The inmate described the bill as “an embezzlement scheme,” which he defined as ‘to take money for one’s own use in violation of trust.'”

He further opined:

This is also misappropriation of taxpayers’ money, by taxing all working citizens of Tennessee for city taxes, county taxes, and for the housing of inmates. And they tax all our loved ones who send money to us inmates by taking half of it. I’m not the only one that this corrupt practice is being used on, the deck is already stacked against us inmates…So this is slavery by putting their foot on the inmate’s neck and keeping them down throughout their life. The people of Tennessee are paying taxes for all inmates that’s incarcerated, but here they are all together now charging the inmates as well. They are double charging by charging inmates. So now it’s a fact that they are making money off indigent inmates for their own personal use by charging the inmates for housing as well.” [sic]

Referring to Tennessee’s corrupt grand jury practice wherein the criminal court judge selects the foreman from outside of the jury pool and reappoints him or her for as many terms as the judge wishes, the inmate wrote, “The Tennessee officials are first making the innocent the object of an attainder, meaning ‘To punish one without the permission of a lawful grand jury.'”

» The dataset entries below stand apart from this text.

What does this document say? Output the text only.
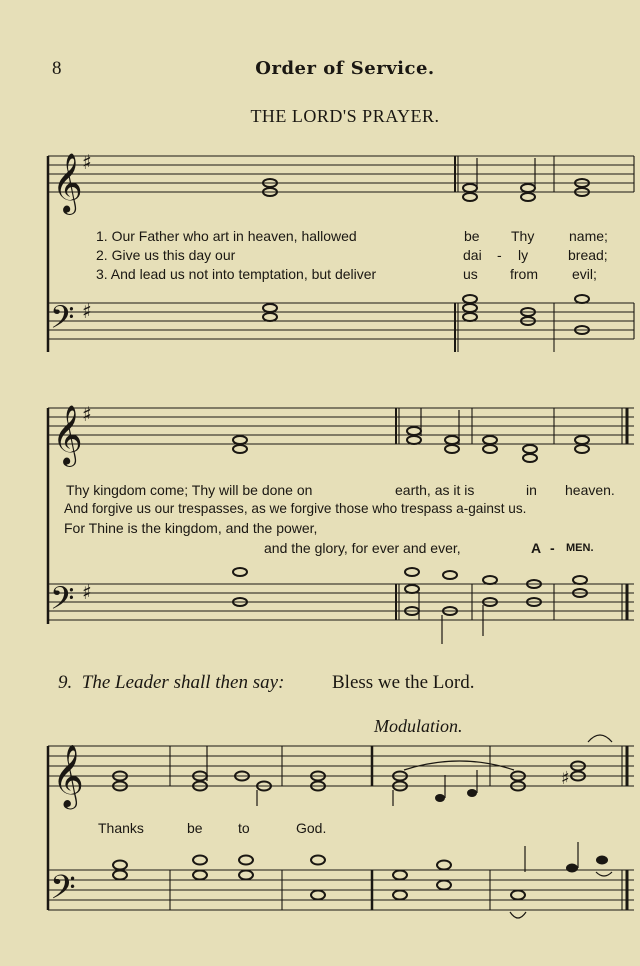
8	Order of Service.
THE LORD'S PRAYER.
𝄞 ♯
𝄢 ♯
𝄞 ♯
𝄢 ♯
𝄞
𝄢
♯
1. Our Father who art in heaven, hallowed	be Thy name;
2. Give us this day our	dai - ly	bread;
3. And lead us not into temptation, but deliver	us from evil;
Thy kingdom come; Thy will be done on	earth, as it is	in heaven.
And forgive us our trespasses, as we forgive those who trespass a-gainst us.
For Thine is the kingdom, and the power,
and the glory, for ever and ever,	A - MEN.
9. The Leader shall then say:	Bless we the Lord.
Modulation.
Thanks	be	to	God.
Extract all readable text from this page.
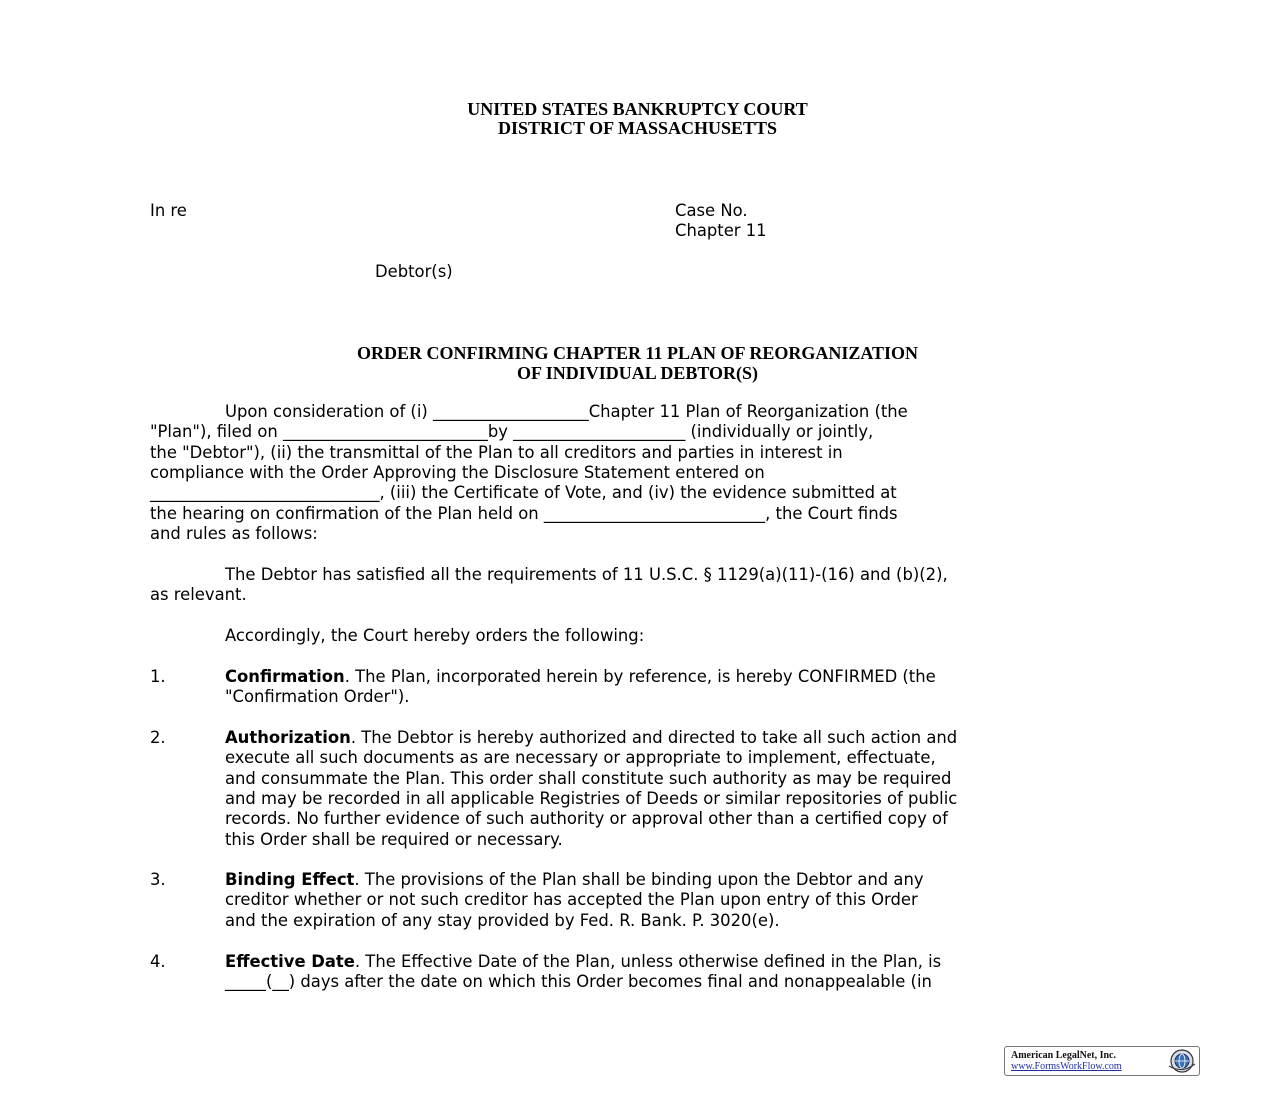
UNITED STATES BANKRUPTCY COURT
DISTRICT OF MASSACHUSETTS
In re	Case No.
Chapter 11
Debtor(s)
ORDER CONFIRMING CHAPTER 11 PLAN OF REORGANIZATION
OF INDIVIDUAL DEBTOR(S)
Upon consideration of (i) ___________________Chapter 11 Plan of Reorganization (the
"Plan"), filed on _________________________by _____________________ (individually or jointly,
the "Debtor"), (ii) the transmittal of the Plan to all creditors and parties in interest in
compliance with the Order Approving the Disclosure Statement entered on
____________________________, (iii) the Certificate of Vote, and (iv) the evidence submitted at
the hearing on confirmation of the Plan held on ___________________________, the Court finds
and rules as follows:
The Debtor has satisfied all the requirements of 11 U.S.C. § 1129(a)(11)-(16) and (b)(2),
as relevant.
Accordingly, the Court hereby orders the following:
1.	Confirmation. The Plan, incorporated herein by reference, is hereby CONFIRMED (the
"Confirmation Order").
2.	Authorization. The Debtor is hereby authorized and directed to take all such action and
execute all such documents as are necessary or appropriate to implement, effectuate,
and consummate the Plan. This order shall constitute such authority as may be required
and may be recorded in all applicable Registries of Deeds or similar repositories of public
records. No further evidence of such authority or approval other than a certified copy of
this Order shall be required or necessary.
3.	Binding Effect. The provisions of the Plan shall be binding upon the Debtor and any
creditor whether or not such creditor has accepted the Plan upon entry of this Order
and the expiration of any stay provided by Fed. R. Bank. P. 3020(e).
4.	Effective Date. The Effective Date of the Plan, unless otherwise defined in the Plan, is
_____(__) days after the date on which this Order becomes final and nonappealable (in
American LegalNet, Inc.
www.FormsWorkFlow.com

“Then, after punishing you by having you locked up they then charge the inmates for being locked up while yet still taxing the working citizens of Tennessee,” he continued. “This is called the ‘Ball and Chain Act’ by the state officials of Tennessee.”

In May 2012, LCDR Walter Francis Fitzpatrick, III, himself a Tennessee resident and also currently incarcerated, discovered that in 1984, the state’s county criminal courts were directed by the legislature to discontinue their operations and form judicial districts comprising one or more counties as set forth in the new set of laws. While 30 judicial districts were, in fact, formed and judges rotated among the counties each district contains, the individual county criminal courts continued to impanel their own grand juries and trial juries.

The laws have never been repealed, replaced or amended.

In addition to the hand-selection of the grand jury foreman, Fitzpatrick and others have identified numerous violations of the Tennessee Constitution, the U.S. Constitution, the Bill of Rights, Tennessee law, and ethics violations on the part of judges, court clerks, prosecutors, defense attorneys, and the grand jury foremen.

Neither the Knoxville nor Chattanooga offices of the FBI have chosen to act on the crimes reported to them by Fitzpatrick, this publication, and other concerned parties.  One excuse proffered by an FBI Special Agent in Charge at the time was, “We wouldn’t know where to start.”  Another was, “We could claim distress.”